Makuakane selects the creme de la creme of his students for the performance troupe. Among them are Jason Laskey, 34, an investment manager with Wells Fargo; his Honolulu K-12 schoolmate Jenny Des Jarlais, 34, an editor at BabyCenter.com; Ryan Fuimaono, 31, a social worker at Glide Community Housing; and Rose Guthrie, 21, a UC Berkeley senior who grew up on Potrero Hill. She’s an archaeology major, focusing on Hawaii.

The performing group, supported by students in the other classes, began putting on a really big show each autumn in 1996. It’s always a sellout, with the exception of 2008, the year the economy receded. Makuakane makes no apologies for choreographing to songs such Roberta Flack’s “The First Time Ever I Saw Your Face” because it gives new audience members a way in to more traditional works.

This year the show will present hula danced to music from India, Samoa, Turkey, Spain and Waianae. It includes Hanohano Kapalakiko, a suite of chants celebrating historical bonds between Hawaii and San Francisco.
“It is not traditional hula,” says Makuakane. “We execute a variety of dance styles; some of it is very modern. But the foundation for the movement is in hula vocabulary.

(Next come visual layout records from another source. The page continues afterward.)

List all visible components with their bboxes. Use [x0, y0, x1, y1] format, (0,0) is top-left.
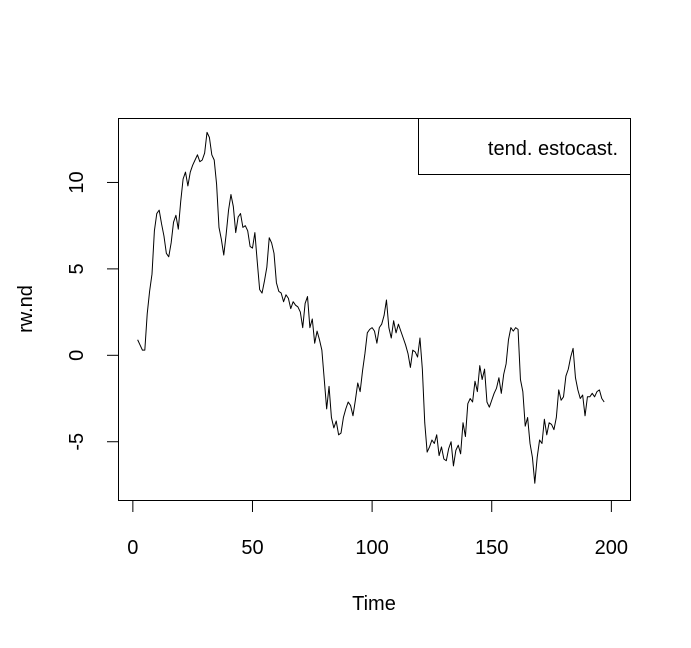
y-axis: -5 0 5 10	[66, 171, 119, 451]
legend: tend. estocast.	[418, 118, 631, 175]
y-tick-label: -5	[66, 433, 88, 451]
y-tick-label: 0	[66, 350, 88, 361]
x-tick-label: 200	[595, 537, 628, 559]
y-tick-label: 5	[66, 263, 88, 274]
x-tick-label: 150	[475, 537, 508, 559]
plot-frame	[118, 118, 631, 501]
x-tick-label: 50	[241, 537, 263, 559]
x-axis-title: Time	[352, 593, 396, 615]
y-axis-title: rw.nd	[15, 285, 37, 333]
series-line	[137, 131, 605, 484]
y-tick-label: 10	[66, 171, 88, 193]
x-axis: 0 50 100 150 200	[127, 500, 628, 559]
x-tick-label: 0	[127, 537, 138, 559]
legend-box	[418, 118, 631, 175]
x-tick-label: 100	[355, 537, 388, 559]
legend-entry-label: tend. estocast.	[488, 138, 618, 160]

The movement enhances the poetry; it’s all about embodying the mele (song or music), not overtaking the mele.”

Shift in direction
Makuakane credits Cazimero for pointing him toward nontraditional hula. “He raised many eyebrows experimenting, and that inspired me to try something different, to evolve hula. Hula mirrors your life. It’s different now than it was 200 years ago, it’s different in San Francisco from Hawaii.”

In 2003, Makuakane returned to Hawaii to study traditional hula with Mae Klein. In his 20s and 30s, Makuakane says he wanted hula to be exciting, but as an older dancer he could “see the pristine beauty in those dances. … It doesn’t need to be changed. Now, when I am choreographing difficult pieces, if I’m stuck, I’ll look to traditional dance and movement. It always seems to work.”